L'humanité, 24 février 1992
Planchon est un grand homme de théâtre que le cinéma fascine. Ne vient-il pas d’achever son quatrième film, « Soleil Levant », qui s’attache à Louis XIV enfant ? « Le Vieil Hiver » et « Fragile Forêt » constituent un diptyque sur les guerres de Religion. Le premier volet nous met face au camp papiste et le second nous entraîne chez les protestants. Dans « le Vieil Hiver », l’auteur-metteur en scène tient le rôle du capitaine Nicolas Simon des Jallades, mercenaire haut en couleur et fort en gueule, un genre de Falstaff gaulois, tandis que dans « Fragile Forêt » il joue Thomas de Goudoulet, poète cynique et douloureux vaticinant au coeur de la mitraille. Il s’agit au fond d’un seul et même personnage, qui fonde son unité contradictoire dans l’interprète Planchon, qu’on prend toujours plaisir à voir évoluer. Quant à la vision du monde exsudée au terme des deux spectacles, convenons que, si marquée au coin du bon sens, elle demeure courte et ne s’évade pas du constat que l’on vit dans « un baquet de merde qui s’agrandit ». Ecrivain, Planchon ne procède pas par ellipse. Il dit, redit, répète. L’ambition est de taille, jusqu’à faire parler l’Hiver et la forêt, dans un louable élan panthéiste. Las, le grand lyrisme visé n’est pas atteint. L’invocation au « trou du cul », soit la convocation du bas corporel intervenant à tout bout de champ, ne laisse pas d’être laborieuse, portée par une délectation morose de potache écrivant en cachette du directeur des études. Planchon ne cesse pas de contraindre sa culture pudique d’ancien élève des jésuites en jouant avec les gros mots. Par crainte des grands mots et des grandes idées ? Les générales, en tout cas, ne l’impressionnent pas. La guerre, c’est laid et sale, nous explique-t-il en deux soirées. Ça c’est ben vrai ! Le langage ne lui est qu’un moyen démonstratif. Il ne parvient pas à créer une langue vive, autonome. Impression d’être dans une forcerie où les fleurs du style seraient empêchées d’éclore par un défaut dans le système d’aération. Limite de l’inspiration, quand les mots, décidément, ne peuvent épouser l’impatience du souffle.

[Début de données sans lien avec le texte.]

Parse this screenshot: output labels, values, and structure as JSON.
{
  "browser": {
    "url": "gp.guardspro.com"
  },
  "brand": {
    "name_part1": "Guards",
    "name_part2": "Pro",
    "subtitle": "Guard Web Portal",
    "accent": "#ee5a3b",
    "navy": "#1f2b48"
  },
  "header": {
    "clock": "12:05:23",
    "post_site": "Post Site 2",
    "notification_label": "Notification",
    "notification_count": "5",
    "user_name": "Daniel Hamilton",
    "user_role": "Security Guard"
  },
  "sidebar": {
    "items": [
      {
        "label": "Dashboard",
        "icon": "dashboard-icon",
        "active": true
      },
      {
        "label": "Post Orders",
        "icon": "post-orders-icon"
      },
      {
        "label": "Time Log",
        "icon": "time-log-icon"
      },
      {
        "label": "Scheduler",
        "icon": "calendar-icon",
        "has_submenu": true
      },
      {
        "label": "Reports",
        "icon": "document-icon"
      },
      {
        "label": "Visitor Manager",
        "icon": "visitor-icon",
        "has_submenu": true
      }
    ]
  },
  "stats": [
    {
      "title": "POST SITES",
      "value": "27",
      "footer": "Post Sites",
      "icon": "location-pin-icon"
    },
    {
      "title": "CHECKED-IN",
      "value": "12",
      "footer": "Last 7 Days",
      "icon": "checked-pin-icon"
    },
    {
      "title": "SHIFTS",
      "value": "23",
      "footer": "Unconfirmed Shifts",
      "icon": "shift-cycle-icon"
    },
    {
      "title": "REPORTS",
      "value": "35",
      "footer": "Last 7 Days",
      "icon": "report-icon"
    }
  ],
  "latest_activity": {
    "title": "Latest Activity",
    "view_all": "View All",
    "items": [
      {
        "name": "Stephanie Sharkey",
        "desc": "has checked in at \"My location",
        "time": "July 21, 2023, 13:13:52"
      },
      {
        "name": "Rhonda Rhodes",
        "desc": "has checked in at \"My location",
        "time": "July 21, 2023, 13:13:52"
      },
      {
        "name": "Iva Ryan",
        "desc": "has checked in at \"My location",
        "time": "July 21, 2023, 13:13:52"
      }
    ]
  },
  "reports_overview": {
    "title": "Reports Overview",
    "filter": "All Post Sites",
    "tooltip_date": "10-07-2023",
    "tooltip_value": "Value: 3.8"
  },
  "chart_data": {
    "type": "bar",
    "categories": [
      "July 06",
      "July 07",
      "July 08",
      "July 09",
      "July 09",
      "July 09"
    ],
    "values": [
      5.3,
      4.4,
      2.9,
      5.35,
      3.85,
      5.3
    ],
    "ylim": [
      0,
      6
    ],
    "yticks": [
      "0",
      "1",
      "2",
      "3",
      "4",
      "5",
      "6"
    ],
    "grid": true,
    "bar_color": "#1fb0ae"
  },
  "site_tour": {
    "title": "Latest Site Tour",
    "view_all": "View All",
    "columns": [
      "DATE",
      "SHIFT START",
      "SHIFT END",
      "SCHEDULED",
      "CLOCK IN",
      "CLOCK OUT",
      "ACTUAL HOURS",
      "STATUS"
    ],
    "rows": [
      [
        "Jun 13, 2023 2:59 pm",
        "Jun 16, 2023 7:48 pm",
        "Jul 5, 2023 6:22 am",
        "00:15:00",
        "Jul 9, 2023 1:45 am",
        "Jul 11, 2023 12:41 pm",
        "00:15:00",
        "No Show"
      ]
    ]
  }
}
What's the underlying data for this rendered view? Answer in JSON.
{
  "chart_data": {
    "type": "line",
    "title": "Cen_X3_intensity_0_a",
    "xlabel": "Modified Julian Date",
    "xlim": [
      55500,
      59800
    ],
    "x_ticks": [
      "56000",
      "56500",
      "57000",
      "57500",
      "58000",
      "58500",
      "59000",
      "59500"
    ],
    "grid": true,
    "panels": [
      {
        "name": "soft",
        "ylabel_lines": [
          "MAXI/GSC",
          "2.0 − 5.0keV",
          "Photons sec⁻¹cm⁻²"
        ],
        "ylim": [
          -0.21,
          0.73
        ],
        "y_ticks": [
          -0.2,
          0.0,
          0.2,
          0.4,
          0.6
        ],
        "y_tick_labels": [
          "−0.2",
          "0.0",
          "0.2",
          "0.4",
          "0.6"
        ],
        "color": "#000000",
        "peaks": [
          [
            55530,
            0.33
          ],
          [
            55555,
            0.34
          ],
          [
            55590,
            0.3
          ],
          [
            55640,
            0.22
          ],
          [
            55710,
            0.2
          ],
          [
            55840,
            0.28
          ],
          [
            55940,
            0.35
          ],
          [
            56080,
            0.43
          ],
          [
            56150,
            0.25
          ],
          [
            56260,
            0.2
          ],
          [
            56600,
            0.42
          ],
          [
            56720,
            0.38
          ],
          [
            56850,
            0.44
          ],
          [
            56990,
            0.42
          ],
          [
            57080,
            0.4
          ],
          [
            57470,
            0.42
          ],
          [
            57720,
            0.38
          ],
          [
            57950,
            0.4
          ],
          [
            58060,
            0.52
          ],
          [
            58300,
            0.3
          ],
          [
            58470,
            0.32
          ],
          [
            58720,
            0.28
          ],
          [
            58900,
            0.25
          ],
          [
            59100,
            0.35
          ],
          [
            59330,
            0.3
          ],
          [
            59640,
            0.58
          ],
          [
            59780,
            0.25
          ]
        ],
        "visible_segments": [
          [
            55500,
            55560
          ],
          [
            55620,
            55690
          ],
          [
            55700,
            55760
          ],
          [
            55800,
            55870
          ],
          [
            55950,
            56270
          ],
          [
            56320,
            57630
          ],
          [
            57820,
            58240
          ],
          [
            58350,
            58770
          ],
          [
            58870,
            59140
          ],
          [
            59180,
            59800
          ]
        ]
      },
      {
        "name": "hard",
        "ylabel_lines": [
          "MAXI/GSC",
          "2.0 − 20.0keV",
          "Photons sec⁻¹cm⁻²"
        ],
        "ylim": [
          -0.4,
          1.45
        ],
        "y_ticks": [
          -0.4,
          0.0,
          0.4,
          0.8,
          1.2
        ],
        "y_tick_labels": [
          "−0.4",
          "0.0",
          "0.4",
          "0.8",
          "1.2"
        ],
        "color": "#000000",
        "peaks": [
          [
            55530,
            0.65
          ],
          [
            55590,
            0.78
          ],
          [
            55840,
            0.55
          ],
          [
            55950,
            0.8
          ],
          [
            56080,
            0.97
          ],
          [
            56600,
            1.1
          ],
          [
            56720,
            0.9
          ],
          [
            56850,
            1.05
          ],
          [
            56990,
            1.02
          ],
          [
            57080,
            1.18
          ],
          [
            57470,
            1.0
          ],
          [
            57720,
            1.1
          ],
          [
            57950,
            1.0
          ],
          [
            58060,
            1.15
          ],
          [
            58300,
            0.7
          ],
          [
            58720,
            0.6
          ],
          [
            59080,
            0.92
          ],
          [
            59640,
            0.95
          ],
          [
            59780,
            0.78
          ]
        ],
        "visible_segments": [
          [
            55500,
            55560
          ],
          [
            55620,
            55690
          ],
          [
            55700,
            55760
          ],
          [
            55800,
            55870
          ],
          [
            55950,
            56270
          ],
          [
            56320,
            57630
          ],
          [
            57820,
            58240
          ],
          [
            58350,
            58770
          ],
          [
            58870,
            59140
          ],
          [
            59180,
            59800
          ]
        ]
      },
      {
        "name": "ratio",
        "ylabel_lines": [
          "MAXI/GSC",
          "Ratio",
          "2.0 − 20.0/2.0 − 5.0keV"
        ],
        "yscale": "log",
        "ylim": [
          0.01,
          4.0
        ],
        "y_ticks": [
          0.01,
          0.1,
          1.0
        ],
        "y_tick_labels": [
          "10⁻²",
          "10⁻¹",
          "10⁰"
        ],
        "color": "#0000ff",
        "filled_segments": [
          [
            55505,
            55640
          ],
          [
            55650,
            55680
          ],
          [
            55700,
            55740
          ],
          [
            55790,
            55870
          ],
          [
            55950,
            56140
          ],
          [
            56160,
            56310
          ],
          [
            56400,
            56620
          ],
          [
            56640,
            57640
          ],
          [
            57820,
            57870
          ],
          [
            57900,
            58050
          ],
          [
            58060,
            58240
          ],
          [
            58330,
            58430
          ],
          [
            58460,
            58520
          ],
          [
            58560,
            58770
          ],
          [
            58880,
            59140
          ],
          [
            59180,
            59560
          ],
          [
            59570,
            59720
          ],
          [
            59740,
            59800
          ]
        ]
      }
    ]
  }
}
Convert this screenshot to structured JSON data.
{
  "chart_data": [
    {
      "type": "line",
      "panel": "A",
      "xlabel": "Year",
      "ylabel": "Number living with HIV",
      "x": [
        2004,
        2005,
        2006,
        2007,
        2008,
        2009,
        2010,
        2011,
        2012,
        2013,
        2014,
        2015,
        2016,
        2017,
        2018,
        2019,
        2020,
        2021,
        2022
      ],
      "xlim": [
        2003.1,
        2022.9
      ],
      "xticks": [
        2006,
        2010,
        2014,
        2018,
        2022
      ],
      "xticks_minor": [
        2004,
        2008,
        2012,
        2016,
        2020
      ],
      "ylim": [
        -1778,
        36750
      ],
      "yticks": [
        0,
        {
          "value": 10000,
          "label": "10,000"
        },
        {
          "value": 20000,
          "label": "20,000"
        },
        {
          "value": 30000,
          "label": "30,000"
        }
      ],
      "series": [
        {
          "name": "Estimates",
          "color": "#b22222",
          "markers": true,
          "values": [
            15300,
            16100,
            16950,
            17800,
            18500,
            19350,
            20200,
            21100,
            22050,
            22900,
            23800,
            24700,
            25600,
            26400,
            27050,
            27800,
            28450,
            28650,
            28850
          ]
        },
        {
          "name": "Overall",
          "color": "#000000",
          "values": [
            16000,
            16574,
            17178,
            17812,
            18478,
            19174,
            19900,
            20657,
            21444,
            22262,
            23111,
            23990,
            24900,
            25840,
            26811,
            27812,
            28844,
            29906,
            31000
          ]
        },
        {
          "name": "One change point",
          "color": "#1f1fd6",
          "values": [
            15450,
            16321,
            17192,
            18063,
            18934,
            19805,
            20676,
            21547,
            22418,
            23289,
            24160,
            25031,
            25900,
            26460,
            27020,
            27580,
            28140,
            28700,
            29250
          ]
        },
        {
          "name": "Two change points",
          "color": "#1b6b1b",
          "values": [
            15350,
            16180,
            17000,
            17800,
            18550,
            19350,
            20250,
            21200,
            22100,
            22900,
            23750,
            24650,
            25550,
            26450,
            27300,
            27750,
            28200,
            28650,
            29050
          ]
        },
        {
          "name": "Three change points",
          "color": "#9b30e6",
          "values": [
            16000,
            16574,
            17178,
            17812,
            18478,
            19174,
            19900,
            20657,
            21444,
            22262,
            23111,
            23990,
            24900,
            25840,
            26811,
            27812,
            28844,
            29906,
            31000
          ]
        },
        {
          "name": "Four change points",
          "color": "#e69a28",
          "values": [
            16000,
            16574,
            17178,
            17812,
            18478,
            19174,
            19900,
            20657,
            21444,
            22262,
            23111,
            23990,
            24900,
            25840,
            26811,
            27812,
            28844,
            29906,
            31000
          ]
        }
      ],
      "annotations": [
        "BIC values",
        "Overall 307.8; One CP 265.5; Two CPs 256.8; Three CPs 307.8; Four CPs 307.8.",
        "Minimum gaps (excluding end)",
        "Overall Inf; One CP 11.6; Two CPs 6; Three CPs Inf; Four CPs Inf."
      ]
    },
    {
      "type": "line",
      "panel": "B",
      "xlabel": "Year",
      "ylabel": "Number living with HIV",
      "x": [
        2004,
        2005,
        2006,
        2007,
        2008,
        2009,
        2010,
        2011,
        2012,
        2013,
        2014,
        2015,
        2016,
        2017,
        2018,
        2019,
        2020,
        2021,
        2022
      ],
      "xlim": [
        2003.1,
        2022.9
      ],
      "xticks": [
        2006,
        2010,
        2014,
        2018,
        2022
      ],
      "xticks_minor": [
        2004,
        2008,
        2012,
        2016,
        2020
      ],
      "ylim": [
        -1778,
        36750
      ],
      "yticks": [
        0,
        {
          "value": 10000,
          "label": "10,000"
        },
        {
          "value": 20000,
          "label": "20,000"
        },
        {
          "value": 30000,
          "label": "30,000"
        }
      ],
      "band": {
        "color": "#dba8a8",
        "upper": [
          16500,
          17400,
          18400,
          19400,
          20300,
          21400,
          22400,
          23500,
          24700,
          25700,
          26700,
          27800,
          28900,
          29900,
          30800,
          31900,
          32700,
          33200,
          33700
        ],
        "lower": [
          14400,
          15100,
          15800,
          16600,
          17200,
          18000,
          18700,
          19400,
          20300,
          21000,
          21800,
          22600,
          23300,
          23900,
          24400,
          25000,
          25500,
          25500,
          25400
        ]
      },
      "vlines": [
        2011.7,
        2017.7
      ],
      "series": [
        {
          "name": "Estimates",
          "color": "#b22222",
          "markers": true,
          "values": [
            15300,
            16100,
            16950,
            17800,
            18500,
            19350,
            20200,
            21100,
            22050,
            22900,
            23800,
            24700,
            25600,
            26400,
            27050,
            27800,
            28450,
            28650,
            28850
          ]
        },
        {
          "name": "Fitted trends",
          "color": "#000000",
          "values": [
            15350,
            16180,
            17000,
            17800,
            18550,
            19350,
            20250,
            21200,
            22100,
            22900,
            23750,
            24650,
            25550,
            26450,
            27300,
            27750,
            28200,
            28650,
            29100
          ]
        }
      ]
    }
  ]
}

C’est d’autant plus regrettable que la construction des pièces, elle, tient le coup, dans ses rebondissements bien pensés, ses situations élaborées par un artisan qui connaît ses classiques, de Shakespeare à Brecht.
Et si la mise en scène, que Planchon qualifiait jadis d’« écriture scénique », n’avait plus pour fonction que de colmater les brèches qui se font jour dans le texte ? Le décor d’Ezio Frigerio, un bunker métallique riveté sur lequel sont peints des nuages et d’où suinte la rouille, abrite un paysage guerrier avec bouches de canons tournées vers le public. Au sol, de la fausse neige étouffe les pas des comédiens qui ne sont pas n’importe qui et forment une phalange efficace (Véronique Silver, Michèle Goddet, Laure Marsac, Eva Darlan, Colette Dompietrini, Maurice Barrier, Aurélien Recoing, Jean-Pol Dubois, Gérard Guillaumat, Vincent Garanger…).